No quadro diretivo das maiores empresas no Brasil, as negras são apenas 0,4% das executivas – apenas 2 num total de 548 executivos e executivas.
Se a figura da mulher negra representa tanto do nosso país, por que então temos tão poucas mulheres negras com representatividade oficial? Por que damos tão pouca voz à elas para promoverem mudanças na nossa sociedade?
E não estou falando das Martas, Dianes, Ludimillas, Elzas e Karóis. Essas tem sim sua importância e méritos e, felizmente, são muitas no currículo cultural e esportivo do nosso país. Mas o que precisamos são mais, muito mais Marielles, Marinas e Djamillas.

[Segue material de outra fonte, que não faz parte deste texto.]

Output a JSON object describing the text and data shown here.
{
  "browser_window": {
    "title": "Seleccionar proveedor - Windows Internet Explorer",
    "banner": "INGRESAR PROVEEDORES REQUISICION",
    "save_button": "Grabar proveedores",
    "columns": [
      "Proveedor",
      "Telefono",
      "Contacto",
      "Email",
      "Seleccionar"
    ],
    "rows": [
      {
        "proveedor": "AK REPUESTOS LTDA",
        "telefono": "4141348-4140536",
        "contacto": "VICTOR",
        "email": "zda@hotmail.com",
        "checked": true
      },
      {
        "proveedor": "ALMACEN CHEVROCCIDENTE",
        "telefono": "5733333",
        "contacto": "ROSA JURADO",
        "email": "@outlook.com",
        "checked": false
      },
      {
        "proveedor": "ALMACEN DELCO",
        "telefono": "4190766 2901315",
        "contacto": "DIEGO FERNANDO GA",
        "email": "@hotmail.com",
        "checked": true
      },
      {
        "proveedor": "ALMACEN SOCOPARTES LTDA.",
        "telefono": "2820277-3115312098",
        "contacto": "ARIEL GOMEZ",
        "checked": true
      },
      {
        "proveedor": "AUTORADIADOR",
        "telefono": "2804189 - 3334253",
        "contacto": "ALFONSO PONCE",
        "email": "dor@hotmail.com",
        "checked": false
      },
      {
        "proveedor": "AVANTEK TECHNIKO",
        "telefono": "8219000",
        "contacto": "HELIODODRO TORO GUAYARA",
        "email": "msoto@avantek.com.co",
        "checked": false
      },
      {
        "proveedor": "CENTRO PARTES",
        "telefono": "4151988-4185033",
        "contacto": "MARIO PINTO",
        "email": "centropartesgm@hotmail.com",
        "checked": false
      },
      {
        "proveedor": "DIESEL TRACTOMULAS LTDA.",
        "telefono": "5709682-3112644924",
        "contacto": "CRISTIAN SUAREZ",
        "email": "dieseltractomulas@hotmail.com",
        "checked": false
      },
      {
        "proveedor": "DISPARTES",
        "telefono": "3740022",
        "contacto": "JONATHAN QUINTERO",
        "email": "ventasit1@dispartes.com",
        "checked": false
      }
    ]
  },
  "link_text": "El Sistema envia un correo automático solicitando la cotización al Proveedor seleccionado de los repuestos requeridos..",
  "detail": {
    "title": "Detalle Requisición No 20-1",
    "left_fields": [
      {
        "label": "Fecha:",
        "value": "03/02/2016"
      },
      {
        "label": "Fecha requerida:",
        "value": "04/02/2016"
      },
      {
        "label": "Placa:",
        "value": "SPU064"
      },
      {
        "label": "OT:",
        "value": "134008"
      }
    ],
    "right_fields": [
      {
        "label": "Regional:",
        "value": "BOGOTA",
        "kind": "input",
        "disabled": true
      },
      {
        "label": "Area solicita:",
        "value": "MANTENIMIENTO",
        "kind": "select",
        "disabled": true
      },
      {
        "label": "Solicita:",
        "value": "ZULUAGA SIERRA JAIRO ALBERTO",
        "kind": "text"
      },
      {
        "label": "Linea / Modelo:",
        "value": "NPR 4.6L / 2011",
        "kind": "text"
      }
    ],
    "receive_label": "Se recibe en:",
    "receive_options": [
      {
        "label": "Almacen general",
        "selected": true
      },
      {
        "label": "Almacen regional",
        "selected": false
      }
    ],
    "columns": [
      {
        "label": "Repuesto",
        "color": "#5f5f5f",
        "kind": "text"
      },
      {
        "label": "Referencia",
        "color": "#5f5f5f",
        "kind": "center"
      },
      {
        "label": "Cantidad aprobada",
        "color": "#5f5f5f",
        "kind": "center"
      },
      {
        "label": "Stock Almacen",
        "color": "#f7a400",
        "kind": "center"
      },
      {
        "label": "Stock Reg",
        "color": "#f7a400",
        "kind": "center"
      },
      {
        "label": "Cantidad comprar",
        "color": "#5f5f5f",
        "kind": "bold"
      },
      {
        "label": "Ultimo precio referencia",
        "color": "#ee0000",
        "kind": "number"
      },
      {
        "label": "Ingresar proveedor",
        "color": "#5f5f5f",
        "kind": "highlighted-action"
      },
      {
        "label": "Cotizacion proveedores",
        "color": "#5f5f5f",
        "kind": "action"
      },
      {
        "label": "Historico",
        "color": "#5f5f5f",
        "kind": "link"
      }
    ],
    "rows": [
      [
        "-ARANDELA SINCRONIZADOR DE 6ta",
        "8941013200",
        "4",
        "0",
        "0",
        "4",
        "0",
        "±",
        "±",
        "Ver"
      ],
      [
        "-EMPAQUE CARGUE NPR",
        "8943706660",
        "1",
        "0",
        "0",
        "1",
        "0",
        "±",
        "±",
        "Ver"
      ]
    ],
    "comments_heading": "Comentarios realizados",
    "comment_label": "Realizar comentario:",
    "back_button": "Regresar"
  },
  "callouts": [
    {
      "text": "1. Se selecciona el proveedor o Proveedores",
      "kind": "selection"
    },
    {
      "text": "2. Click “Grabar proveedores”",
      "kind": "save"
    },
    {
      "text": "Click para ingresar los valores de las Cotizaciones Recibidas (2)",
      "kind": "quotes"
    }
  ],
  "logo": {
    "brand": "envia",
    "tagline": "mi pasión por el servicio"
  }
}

Essas infelizmente ainda são poucas, quase que exceções.
Sem dúvida já existem importantes conquistas a caminho como a determinação de cotas de gênero nos partidos políticos e as cotas de distribuição de verbas de campanha eleitoral para candidatas mulheres e, recentemente aprovada, para candidatos negros. Nunca tivemos um número tão grande de candidatos negros e candidatas mulheres disputando as eleições municipais como temos esse ano.
Mas ainda não é suficiente.
A mulher negra precisa de muito mais espaço de influência e de tomada de decisão na sociedade e no poder público.
As mulheres negras compõem 25% da população brasileira mas ocupam somente 3% das prefeituras nos municípios do país.
Atualmente em São Paulo, dos 55 vereadores na Câmara somente 8 são mulheres. Nenhuma é negra.
Nas eleições deste ano, só 13% dos mais de 19.000 candidatos a prefeito em todo o país são mulheres. 4,5% são mulheres negras.
Dos 14 candidatos a prefeito em São Paulo, somente 3 são mulheres e só 1 é negra.
Mudar esse cenário é um assunto que não podemos mais adiar. E para isso é preciso que toda a sociedade se mobilize, que seja um desejo e interesse genuínos e coletivos.
Essa questão diz respeito a todos nós sim.
Dia 15 de novembro esta aí batendo na porta. Cada um de nós terá a chance e a responsabilidade de apertar 2 vezes o botão verde CONFIRMA. O número de candidatas mulheres negras ainda é baixo, mas não é inexistente.
Dê voz à uma representante negra na sociedade.
Voz à quem tem histórias tão importantes para contar, à quem tem direito a um espaço maior de representatividade, à quem pode mudar uma realidade que afeta todos nós.
Valeria Barbosa, colaboradora voluntária do Instituto Mundo Aflora.